Despite reservations, and a "no" vote from a member of the Planning Board, the board conditionally approved Pulte Homes to be named the new developer for the already-approved Maple Aveune Townhouse Project on Dec. 12. The project now has to go before Town Council–which serves as the town's redevelopment entity–to either be fully approved or to recommend changes. If the council were to request changes, the project would again return to the Planning Board.
Part of the Epstein's Project site–which includes the DeHart Street parking garage and 40 Park luxury condo development–the former parking lot across from the 14 Maple Ave. building (home of the and , among others) was approved to be developed into the townhouses in 2008.
However, as Steve Santola, with Woodmont Properties (part of the firm that controls the Epstein's redevelopment project) noted early in the over-three-hour hearing on Dec. 12, "We were not planning to move on this until at least 2013."
James Mullen, the attorney representing Pulte Homes, said his client was ready to break ground immediately upon approval.
While the project has already been approved for three years, Pulte is seeking a number of changes to the existing project, including facade changes and reductions to the size of townhouses.
Mullen said homes that had previously been approved at 3,000 sq. ft. would now be about 2,500 sq. ft., with one narrow home in the second of four unit blocks stretching from Maple to Macculloch Avenue being about 1,800 sq. ft.
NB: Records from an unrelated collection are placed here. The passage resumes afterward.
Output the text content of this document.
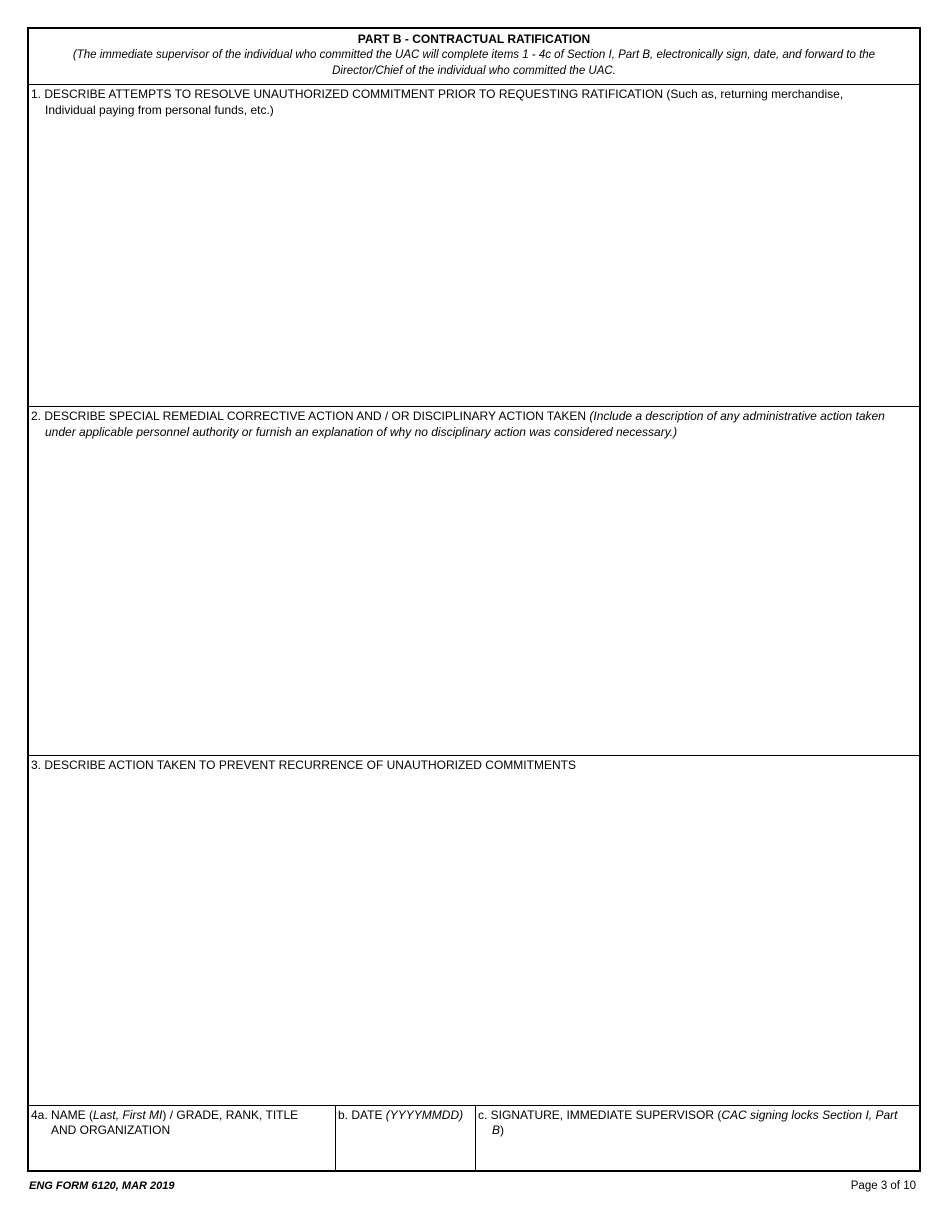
PART B - CONTRACTUAL RATIFICATION
(The immediate supervisor of the individual who committed the UAC will complete items 1 - 4c of Section I, Part B, electronically sign, date, and forward to the
Director/Chief of the individual who committed the UAC.
1. DESCRIBE ATTEMPTS TO RESOLVE UNAUTHORIZED COMMITMENT PRIOR TO REQUESTING RATIFICATION (Such as, returning merchandise,
Individual paying from personal funds, etc.)
2. DESCRIBE SPECIAL REMEDIAL CORRECTIVE ACTION AND / OR DISCIPLINARY ACTION TAKEN (Include a description of any administrative action taken
under applicable personnel authority or furnish an explanation of why no disciplinary action was considered necessary.)
3. DESCRIBE ACTION TAKEN TO PREVENT RECURRENCE OF UNAUTHORIZED COMMITMENTS
4a. NAME (Last, First MI) / GRADE, RANK, TITLE
AND ORGANIZATION
b. DATE (YYYYMMDD)	c. SIGNATURE, IMMEDIATE SUPERVISOR (CAC signing locks Section I, Part
B)
ENG FORM 6120, MAR 2019	Page 3 of 10
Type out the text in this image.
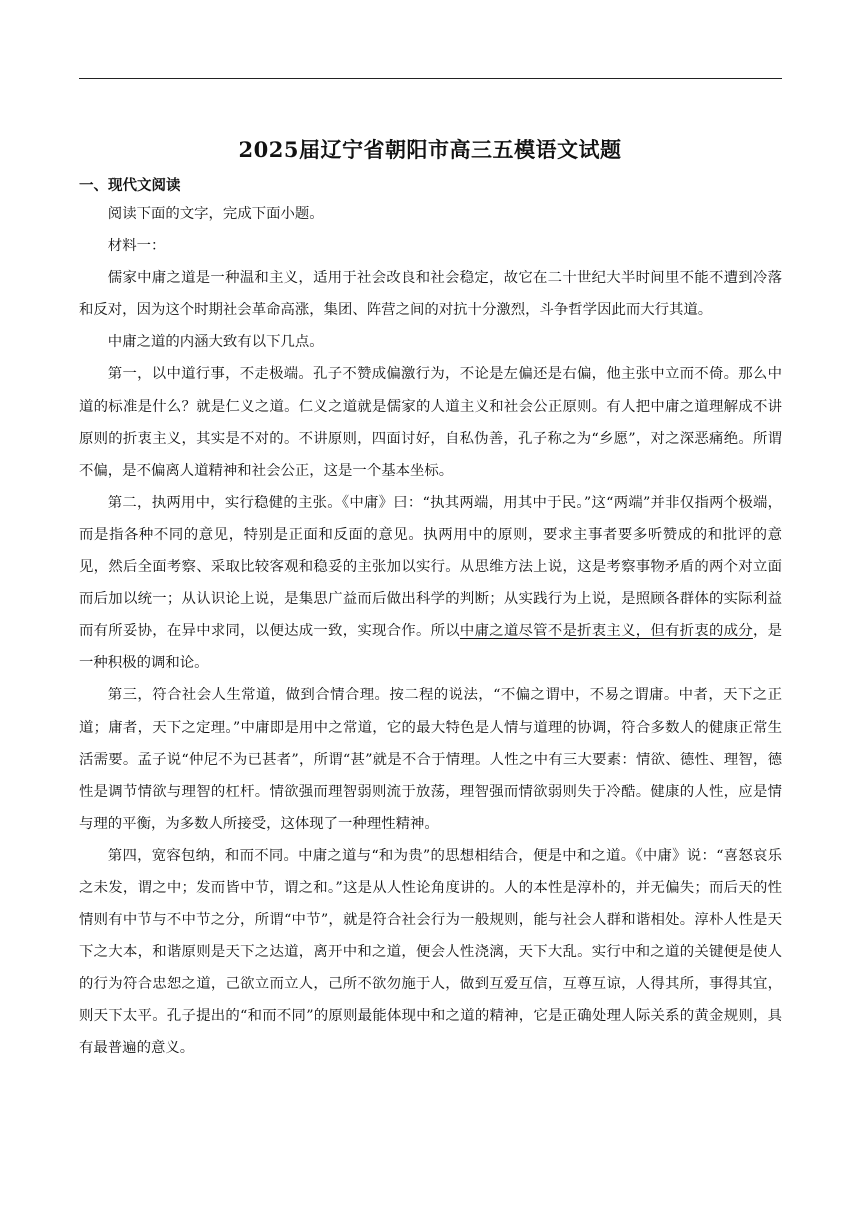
2025届辽宁省朝阳市高三五模语文试题
一、现代文阅读

阅读下面的文字，完成下面小题。

材料一：

儒家中庸之道是一种温和主义，适用于社会改良和社会稳定，故它在二十世纪大半时间里不能不遭到冷落和反对，因为这个时期社会革命高涨，集团、阵营之间的对抗十分激烈，斗争哲学因此而大行其道。

中庸之道的内涵大致有以下几点。

第一，以中道行事，不走极端。孔子不赞成偏激行为，不论是左偏还是右偏，他主张中立而不倚。那么中道的标准是什么？就是仁义之道。仁义之道就是儒家的人道主义和社会公正原则。有人把中庸之道理解成不讲原则的折衷主义，其实是不对的。不讲原则，四面讨好，自私伪善，孔子称之为“乡愿”，对之深恶痛绝。所谓不偏，是不偏离人道精神和社会公正，这是一个基本坐标。

第二，执两用中，实行稳健的主张。《中庸》曰：“执其两端，用其中于民。”这“两端”并非仅指两个极端，而是指各种不同的意见，特别是正面和反面的意见。执两用中的原则，要求主事者要多听赞成的和批评的意见，然后全面考察、采取比较客观和稳妥的主张加以实行。从思维方法上说，这是考察事物矛盾的两个对立面而后加以统一；从认识论上说，是集思广益而后做出科学的判断；从实践行为上说，是照顾各群体的实际利益而有所妥协，在异中求同，以便达成一致，实现合作。所以中庸之道尽管不是折衷主义，但有折衷的成分，是一种积极的调和论。

第三，符合社会人生常道，做到合情合理。按二程的说法，“不偏之谓中，不易之谓庸。中者，天下之正道；庸者，天下之定理。”中庸即是用中之常道，它的最大特色是人情与道理的协调，符合多数人的健康正常生活需要。孟子说“仲尼不为已甚者”，所谓“甚”就是不合于情理。人性之中有三大要素：情欲、德性、理智，德性是调节情欲与理智的杠杆。情欲强而理智弱则流于放荡，理智强而情欲弱则失于冷酷。健康的人性，应是情与理的平衡，为多数人所接受，这体现了一种理性精神。

第四，宽容包纳，和而不同。中庸之道与“和为贵”的思想相结合，便是中和之道。《中庸》说：“喜怒哀乐之未发，谓之中；发而皆中节，谓之和。”这是从人性论角度讲的。人的本性是淳朴的，并无偏失；而后天的性情则有中节与不中节之分，所谓“中节”，就是符合社会行为一般规则，能与社会人群和谐相处。淳朴人性是天下之大本，和谐原则是天下之达道，离开中和之道，便会人性浇漓，天下大乱。实行中和之道的关键便是使人的行为符合忠恕之道，己欲立而立人，己所不欲勿施于人，做到互爱互信，互尊互谅，人得其所，事得其宜，则天下太平。孔子提出的“和而不同”的原则最能体现中和之道的精神，它是正确处理人际关系的黄金规则，具有最普遍的意义。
This reduction would represent a 12 percent building area reduction, as well as a 14 percent impervious surface reduction, he said. A center green space would be increased from 70 to 90 feet. A wall separating the townhouses from bordering DeHart Street would be reduced from 300 feet wide to 150 feet, and from nine feet tall to five-and-a-half feet. Lofts that had previously been approved in the fourth floor living space have been eliminated.
The main concern among Planning Board members and residents that emerged from the meeting were the aesthetic changes made to the project, specifically fronting historic Macculloch Avenue.
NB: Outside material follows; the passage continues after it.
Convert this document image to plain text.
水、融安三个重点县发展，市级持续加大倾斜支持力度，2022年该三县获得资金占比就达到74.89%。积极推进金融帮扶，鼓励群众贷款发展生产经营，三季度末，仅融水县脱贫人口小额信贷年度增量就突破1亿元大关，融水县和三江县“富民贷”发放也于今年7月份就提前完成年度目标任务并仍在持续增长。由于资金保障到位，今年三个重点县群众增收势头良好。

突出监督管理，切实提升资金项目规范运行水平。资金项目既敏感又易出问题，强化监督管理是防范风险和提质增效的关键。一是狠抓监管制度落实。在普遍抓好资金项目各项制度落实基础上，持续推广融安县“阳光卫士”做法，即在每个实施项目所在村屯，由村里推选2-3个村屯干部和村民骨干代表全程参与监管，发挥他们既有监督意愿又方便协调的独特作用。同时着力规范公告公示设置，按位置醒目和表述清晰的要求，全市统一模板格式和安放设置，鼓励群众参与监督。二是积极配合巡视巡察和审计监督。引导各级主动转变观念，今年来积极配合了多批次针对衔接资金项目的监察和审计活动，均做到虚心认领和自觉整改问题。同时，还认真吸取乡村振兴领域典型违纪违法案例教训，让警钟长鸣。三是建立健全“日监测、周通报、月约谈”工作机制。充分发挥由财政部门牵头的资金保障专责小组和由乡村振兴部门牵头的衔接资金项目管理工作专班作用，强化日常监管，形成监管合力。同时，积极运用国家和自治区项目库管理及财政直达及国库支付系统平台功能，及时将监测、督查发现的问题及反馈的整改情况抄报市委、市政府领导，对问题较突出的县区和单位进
Planning Board member Joe Stanley said the revised plans had a look of a "slap up a building" mentality.
"What had been approved (in 2008) ... there was a lot of thought, a lot of effort to make it distinctive," he said. "[The revised plans are] a giant step backward. I don't like it. It's not in character."
William Mikesell, the board planner, however defended the altered plans saying the townhouses on Macculloch Avenue–with ground level doors–looked more like an apartment building to him, while the revised plans seemed to give each townhouse a clear identity.
However, what seemed to be a change to aesthetic, including a more streamlined roof among the four Macculloch Avenue units had several audience members upset.
"When we talk about this as product, it's hard for us who live here to hear our homes referred to as 'product,'" said councilwoman Rebecca Feldman, who spoke from the audience. She noted the new plans looked more like a "product," however, "like a slice of bread.
"Think about what they mean three-dimensionally," Feldman said. "Something has been lost in this change."
Councilwoman Alison Deeb, whose Fourth Ward the project is located in, said she felt more attention should be focused on the Macculloch Avenue side of the project, not on Maple Avenue.
"The Macculloch side is the important side for me; it's one of the premier places in town," she said. "Maple is more the central business district. Otherwise, I'm elated to see something move on this. It's been a black hole for at least four years."
Mayor Tim Dougherty, who sits on the Planning Board, noted the board was not in the position to turn down the revisions. "They meet the requirements," he said. "They're buying an approved project."
Despite reservations from some members, the conditional approval was granted, with Joe Kane the only member voting against it, noting he had also voted against the original plan in 2008.
"This is the third site plan approved for Pulte," he said. "We have a big empty lot sitting behind the courthouse and we haven't seen anything."
It now will be brought before the Town Council at a special redevelopment meeting scheduled for 7 p.m. Wednesday, Dec. 14, at .
"We think it really does keep in character with this area," said Mullen, the attorney for Pulte. "We're excited to get started right away. We're ready to move and make this happen."